Melalui tubuh muda gadis yang masih murni, Eguchi (lelaki tua) menemukan kembali masa-masa indahnya dan terhibur dari luka hatinya. Seperti potongan pendek ini: “What flowed deep behind his eyelids from the girl's arm was the current of life, the melody of life, the lure of life, and, for an old man, the recovery of life”
Cerita ini juga saya maknai sebagai perbandingan antara birahi (yang sebatas fisik) serta hasrat akan kehangatan (yang menyentuh jiwa).

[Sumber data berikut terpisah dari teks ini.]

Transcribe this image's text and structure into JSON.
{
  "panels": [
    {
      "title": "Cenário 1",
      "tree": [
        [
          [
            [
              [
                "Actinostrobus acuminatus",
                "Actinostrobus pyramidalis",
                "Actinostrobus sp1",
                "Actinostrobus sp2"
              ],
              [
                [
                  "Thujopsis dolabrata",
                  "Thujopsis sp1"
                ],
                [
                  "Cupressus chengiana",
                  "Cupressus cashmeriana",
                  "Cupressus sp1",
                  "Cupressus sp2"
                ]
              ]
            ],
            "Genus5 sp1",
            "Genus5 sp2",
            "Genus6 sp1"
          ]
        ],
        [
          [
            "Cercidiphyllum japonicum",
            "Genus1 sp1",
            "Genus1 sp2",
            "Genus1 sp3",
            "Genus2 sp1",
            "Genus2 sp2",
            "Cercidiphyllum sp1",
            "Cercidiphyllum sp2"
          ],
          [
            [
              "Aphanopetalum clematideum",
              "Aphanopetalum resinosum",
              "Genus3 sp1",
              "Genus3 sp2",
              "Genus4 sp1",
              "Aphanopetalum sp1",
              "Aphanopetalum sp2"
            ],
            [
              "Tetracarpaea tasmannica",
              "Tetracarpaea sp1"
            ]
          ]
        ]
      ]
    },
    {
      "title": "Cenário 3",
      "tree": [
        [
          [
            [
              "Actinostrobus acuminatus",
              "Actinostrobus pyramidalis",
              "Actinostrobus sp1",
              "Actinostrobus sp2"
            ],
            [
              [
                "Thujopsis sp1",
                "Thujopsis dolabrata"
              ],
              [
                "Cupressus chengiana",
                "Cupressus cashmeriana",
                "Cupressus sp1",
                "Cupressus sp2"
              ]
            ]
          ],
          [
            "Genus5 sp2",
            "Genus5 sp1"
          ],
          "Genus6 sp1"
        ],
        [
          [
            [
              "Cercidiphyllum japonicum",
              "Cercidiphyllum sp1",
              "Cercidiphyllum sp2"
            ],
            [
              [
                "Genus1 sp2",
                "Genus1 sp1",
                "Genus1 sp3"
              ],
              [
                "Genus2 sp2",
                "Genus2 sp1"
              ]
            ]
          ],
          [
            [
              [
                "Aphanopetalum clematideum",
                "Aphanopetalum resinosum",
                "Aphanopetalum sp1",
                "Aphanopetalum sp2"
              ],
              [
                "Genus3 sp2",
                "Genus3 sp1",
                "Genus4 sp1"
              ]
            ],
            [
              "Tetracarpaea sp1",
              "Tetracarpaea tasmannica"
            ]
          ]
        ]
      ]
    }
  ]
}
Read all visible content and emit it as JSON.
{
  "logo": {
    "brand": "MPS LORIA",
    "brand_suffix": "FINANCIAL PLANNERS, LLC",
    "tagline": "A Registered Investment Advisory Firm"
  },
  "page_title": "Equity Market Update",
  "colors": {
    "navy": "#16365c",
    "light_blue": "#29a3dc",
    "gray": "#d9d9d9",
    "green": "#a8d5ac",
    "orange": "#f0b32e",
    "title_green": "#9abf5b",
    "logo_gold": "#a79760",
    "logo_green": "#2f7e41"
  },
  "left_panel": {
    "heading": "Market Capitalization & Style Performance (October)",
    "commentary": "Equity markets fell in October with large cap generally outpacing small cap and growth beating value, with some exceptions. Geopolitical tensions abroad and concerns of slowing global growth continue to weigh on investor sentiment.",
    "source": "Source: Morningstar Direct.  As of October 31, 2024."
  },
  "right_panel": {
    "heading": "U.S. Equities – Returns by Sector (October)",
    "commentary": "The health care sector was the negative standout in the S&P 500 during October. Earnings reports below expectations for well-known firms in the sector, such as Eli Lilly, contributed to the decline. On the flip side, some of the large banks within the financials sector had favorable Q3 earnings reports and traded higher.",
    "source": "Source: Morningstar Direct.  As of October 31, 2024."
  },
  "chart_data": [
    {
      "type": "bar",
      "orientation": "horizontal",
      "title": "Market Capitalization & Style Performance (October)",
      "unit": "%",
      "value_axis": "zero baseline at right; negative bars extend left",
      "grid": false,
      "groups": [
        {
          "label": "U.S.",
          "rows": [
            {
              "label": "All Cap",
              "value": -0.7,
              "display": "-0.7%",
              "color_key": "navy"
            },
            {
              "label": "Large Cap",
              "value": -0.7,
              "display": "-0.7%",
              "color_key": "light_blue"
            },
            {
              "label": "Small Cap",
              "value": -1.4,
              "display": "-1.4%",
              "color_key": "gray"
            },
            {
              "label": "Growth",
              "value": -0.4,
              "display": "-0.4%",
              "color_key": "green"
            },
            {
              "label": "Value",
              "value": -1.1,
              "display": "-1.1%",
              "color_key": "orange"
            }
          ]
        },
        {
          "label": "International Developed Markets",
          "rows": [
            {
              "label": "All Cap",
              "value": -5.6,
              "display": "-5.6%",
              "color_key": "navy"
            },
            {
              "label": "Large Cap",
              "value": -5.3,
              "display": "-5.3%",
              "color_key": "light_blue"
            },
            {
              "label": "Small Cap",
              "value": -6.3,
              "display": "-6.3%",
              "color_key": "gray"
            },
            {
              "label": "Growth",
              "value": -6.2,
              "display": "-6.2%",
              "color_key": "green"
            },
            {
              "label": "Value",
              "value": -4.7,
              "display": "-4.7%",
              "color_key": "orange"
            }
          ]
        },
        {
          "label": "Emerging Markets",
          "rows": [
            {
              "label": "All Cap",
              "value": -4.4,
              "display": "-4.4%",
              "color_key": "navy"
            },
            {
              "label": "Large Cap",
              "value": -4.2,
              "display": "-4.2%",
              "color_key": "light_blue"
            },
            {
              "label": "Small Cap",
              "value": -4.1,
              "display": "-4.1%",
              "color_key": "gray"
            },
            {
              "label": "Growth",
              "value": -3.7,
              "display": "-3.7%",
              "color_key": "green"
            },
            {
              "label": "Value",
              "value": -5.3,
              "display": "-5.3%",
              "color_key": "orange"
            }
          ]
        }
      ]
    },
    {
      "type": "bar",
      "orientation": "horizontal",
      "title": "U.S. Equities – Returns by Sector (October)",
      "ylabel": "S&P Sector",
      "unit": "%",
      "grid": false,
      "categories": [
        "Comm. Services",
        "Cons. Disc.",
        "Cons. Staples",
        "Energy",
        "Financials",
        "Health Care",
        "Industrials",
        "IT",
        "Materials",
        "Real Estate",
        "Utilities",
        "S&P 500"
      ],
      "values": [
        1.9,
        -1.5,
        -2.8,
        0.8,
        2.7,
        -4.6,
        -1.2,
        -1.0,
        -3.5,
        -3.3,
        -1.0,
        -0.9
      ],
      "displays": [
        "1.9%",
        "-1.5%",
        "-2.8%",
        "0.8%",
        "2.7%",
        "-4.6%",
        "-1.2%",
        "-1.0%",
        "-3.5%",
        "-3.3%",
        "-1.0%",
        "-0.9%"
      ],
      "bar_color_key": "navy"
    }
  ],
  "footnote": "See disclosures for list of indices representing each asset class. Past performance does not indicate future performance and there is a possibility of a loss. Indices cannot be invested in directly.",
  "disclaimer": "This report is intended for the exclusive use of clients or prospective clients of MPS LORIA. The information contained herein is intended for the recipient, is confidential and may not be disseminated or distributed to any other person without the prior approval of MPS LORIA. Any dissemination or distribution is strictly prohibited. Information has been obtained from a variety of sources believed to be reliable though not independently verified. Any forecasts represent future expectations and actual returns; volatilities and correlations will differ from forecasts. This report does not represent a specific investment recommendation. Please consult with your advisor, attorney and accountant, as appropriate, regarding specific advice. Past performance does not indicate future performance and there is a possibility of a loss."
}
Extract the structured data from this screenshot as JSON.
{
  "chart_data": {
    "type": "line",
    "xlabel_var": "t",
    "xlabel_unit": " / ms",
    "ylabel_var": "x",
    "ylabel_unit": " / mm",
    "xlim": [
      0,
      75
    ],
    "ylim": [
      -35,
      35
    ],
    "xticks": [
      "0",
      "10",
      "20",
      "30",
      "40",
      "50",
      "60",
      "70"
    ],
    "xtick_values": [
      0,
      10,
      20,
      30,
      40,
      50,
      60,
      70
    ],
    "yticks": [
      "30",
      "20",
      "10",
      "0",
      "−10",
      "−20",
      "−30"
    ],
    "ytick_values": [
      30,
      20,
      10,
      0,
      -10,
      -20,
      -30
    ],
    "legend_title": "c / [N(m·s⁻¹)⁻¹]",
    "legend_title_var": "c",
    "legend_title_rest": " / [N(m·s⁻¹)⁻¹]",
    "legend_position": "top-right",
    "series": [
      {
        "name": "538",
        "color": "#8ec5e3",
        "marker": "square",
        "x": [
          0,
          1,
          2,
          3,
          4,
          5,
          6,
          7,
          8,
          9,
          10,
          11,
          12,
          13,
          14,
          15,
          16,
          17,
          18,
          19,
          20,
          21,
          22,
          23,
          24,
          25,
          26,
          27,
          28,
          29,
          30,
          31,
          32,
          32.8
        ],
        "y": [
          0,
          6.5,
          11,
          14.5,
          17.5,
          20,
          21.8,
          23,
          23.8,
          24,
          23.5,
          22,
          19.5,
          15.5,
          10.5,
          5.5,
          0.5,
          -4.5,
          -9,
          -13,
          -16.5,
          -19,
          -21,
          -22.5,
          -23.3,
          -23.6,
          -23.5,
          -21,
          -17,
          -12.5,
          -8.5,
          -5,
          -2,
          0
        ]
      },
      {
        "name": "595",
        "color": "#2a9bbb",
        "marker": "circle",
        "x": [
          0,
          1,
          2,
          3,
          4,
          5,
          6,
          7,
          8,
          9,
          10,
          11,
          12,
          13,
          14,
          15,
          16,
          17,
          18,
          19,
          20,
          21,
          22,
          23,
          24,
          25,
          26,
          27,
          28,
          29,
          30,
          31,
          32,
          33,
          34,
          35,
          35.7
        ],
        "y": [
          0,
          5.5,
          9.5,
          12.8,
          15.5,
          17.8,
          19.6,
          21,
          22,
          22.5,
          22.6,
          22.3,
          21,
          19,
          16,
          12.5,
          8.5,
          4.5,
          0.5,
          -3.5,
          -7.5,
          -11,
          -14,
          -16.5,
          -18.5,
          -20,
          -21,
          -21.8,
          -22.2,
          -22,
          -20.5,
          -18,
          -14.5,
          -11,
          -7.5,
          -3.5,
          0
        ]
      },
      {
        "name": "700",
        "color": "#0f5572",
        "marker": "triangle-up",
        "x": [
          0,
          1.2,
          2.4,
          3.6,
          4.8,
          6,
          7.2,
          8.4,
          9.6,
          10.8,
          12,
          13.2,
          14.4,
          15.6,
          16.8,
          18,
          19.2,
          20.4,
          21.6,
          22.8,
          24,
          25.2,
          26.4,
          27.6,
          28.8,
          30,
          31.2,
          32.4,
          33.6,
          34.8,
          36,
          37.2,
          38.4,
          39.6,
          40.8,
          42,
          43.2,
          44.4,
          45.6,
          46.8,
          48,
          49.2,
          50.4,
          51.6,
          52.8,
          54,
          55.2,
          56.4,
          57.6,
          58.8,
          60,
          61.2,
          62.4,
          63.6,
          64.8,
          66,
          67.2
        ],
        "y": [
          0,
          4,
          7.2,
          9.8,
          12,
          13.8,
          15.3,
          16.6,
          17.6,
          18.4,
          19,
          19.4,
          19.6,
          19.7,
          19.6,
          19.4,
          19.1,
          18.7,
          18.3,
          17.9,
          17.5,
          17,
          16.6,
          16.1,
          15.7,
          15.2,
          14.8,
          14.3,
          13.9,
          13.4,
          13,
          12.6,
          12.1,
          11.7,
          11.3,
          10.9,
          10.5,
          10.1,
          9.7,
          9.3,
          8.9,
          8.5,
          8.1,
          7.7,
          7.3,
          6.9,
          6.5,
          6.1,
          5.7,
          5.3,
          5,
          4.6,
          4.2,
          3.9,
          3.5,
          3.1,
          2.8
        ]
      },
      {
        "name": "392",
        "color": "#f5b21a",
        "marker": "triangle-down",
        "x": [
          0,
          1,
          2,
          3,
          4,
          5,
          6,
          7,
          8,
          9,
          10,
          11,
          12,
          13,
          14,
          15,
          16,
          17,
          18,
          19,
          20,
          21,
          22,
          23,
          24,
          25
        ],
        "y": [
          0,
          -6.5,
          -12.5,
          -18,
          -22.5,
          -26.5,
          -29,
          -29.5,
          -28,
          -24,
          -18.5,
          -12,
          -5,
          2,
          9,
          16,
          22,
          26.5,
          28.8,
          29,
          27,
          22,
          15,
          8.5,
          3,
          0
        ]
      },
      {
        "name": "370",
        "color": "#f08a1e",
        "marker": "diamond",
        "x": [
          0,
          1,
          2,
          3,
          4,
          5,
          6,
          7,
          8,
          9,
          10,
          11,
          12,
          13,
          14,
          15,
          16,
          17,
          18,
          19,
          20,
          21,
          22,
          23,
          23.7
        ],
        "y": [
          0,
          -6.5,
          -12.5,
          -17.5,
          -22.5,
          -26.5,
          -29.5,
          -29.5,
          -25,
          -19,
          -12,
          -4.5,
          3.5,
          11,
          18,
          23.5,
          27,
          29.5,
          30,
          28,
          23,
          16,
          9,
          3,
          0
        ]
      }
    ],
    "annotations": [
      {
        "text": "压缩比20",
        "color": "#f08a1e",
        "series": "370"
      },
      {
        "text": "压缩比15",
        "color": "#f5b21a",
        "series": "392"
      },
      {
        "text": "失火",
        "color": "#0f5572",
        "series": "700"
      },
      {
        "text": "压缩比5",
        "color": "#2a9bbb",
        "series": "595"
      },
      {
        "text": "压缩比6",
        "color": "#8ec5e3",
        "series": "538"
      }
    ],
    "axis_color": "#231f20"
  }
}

Namun tak urung saya merasa heran, geli, sekaligus ngeri, sebab ada orang (laki-laki) yang ingin merasakan kembali masa mudanya dengan cara ngeloni perempuan muda yang dibius sampai tak sadar apa yang terjadi di sekitarnya.
Pertanyaan saya selanjutnya: apakah nanti, bila saya makin tua, ingin kelonan dengan brondong yang tidur pulas nyaris mati? Hiii…!!!
***
3 komentar:
Saya menemukan hal yang sama di karya sastrawan Korea mbak. Imajinasinya ya ngga jauh2 dari gadis belia, yg msh priwi.
Rasanya sy cuma sanggup baca resensinya deh, ogah baca bukunya :)
Makasih sudah diulas Mbak ^_^
Makasih udh baca, mbak Indri. Memang karya2 sastrawan Jepang terasa 'aneh' surealis, gitu, atau entah apa. Nanti saya unggah kesan saya tentang cerpen2 Alice Munro dan Nadine Gordimer. Antri ini nulisnya :-)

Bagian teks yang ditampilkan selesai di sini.